A Assembleia da República de Moçambique aprovou, esta quinta-feira, 16 de Abril de 2026, na generalidade, duas propostas de lei consideradas estruturantes para o reforço da governação digital no país: a Lei de Segurança Cibernética e a Lei de Crimes Cibernéticos.
A aprovação ocorre num contexto em que Moçambique acelera o processo de transformação digital, ao mesmo tempo que enfrenta desafios crescentes ligados à protecção de dados, ciberataques e uso indevido de plataformas electrónicas.
A Lei de Segurança Cibernética tem como objectivo central dotar o Estado de mecanismos eficazes para responder às exigências da chamada Sociedade da Informação. O diploma estabelece bases legais para a protecção das instituições públicas, empresas e cidadãos, bem como a defesa das infra-estruturas críticas e sistemas de informação.
Com esta proposta, o país passa a dispor de instrumentos para prevenir riscos, melhorar a coordenação na resposta a incidentes cibernéticos e reforçar a resiliência das entidades que dependem de plataformas digitais, incluindo sectores sensíveis como banca, telecomunicações, energia e administração pública.
Por sua vez, a Lei de Crimes Cibernéticos introduz um quadro penal específico para lidar com ilícitos praticados no ambiente digital. O instrumento define crimes, procedimentos de investigação e mecanismos de recolha de prova em suporte electrónico, além de prever cooperação internacional, um aspecto crucial tendo em conta a natureza transnacional deste tipo de criminalidade.
A lei aplica-se a pessoas singulares e colectivas, públicas e privadas, que utilizem redes de comunicação de dados e sistemas informáticos, criando assim uma base jurídica mais clara para a actuação das autoridades, incluindo o Serviço Nacional de Investigação Criminal e o Ministério Público.
Caminho da digitalização em Moçambique
A aprovação destes diplomas não surge do nada. É mais uma peça de um processo que vem sendo construído há mais de uma década.
Moçambique iniciou a sua trajectória de digitalização com maior consistência a partir dos anos 2000, com a aprovação da Política de Informática e a expansão gradual dos serviços de telecomunicações. O surgimento de operadores como a Vodacom Moçambique, Movitel e mCel foi determinante para o aumento do acesso à internet e serviços móveis.
Nos últimos anos, o Governo intensificou as reformas com a introdução de plataformas electrónicas para serviços públicos, incluindo sistemas de gestão tributária digital, registo de empresas online e iniciativas de governo electrónico coordenadas pelo Instituto Nacional das Tecnologias de Informação e Comunicação (INTIC).

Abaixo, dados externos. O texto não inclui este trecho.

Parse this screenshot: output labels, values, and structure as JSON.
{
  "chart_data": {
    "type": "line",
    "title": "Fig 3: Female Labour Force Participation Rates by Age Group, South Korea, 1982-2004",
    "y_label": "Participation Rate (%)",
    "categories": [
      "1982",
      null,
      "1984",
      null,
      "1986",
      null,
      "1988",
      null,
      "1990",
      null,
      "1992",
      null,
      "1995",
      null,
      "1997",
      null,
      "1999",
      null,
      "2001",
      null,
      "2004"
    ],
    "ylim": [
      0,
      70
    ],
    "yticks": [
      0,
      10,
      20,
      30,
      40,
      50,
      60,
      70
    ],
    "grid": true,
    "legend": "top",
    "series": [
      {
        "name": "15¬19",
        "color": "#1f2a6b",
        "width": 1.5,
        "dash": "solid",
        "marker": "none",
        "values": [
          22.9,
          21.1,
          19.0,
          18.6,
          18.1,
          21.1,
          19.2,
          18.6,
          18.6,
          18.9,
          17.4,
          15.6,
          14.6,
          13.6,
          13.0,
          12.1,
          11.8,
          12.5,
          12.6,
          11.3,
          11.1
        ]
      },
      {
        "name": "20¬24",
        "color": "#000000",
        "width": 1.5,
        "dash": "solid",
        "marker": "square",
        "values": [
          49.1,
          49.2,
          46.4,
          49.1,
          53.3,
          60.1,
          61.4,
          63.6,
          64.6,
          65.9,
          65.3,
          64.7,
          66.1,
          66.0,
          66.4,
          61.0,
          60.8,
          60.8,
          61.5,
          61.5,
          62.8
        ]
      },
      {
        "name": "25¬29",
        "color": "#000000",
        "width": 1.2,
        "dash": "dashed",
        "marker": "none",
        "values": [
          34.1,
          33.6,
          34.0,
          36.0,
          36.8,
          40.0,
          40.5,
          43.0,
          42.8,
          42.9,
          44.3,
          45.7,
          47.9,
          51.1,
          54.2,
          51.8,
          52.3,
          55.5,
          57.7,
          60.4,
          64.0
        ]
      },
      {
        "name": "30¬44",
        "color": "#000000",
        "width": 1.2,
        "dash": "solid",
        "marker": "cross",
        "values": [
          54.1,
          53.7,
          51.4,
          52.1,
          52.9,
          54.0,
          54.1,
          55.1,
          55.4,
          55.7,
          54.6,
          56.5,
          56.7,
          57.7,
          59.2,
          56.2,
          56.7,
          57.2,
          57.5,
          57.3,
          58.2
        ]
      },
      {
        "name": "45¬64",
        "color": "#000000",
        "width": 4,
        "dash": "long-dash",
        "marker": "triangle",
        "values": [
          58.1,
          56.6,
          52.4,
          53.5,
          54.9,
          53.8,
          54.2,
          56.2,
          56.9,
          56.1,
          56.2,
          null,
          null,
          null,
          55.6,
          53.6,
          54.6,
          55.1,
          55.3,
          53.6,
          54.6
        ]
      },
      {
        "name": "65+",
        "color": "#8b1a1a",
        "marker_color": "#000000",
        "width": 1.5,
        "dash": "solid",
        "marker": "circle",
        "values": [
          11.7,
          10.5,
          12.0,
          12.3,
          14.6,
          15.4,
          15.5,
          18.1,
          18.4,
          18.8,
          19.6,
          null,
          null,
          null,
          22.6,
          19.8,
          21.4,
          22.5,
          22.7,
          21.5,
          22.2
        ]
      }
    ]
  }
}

Outro marco relevante foi a aprovação da Lei de Transacções Electrónicas, que passou a reconhecer juridicamente documentos e assinaturas digitais, criando condições para o comércio electrónico e a prestação de serviços à distância.
Entretanto, o crescimento do uso das tecnologias trouxe também novos riscos. Casos de fraude electrónica, burlas digitais e ataques a sistemas informáticos começaram a ganhar expressão, expondo fragilidades no quadro legal até então existente.
Um passo necessário — mas não suficiente
Especialistas ouvidos em diferentes fóruns nacionais têm sido claros: a aprovação das leis é um avanço, mas não resolve tudo.
Sem capacidade técnica, investimento em infra-estruturas e formação de quadros, o risco é ter boas leis no papel e pouca eficácia no terreno. A cibersegurança não se faz apenas com legislação — exige equipas preparadas, sistemas actualizados e coordenação constante entre instituições.
Ainda assim, o sinal político é evidente. O país quer alinhar-se com padrões internacionais e criar um ambiente digital mais seguro, factor essencial para atrair investimento, sobretudo em áreas como fintech, comércio electrónico e serviços digitais.
A aprovação na generalidade abre agora espaço para o debate na especialidade, onde os diplomas poderão ser afinados antes da aprovação final.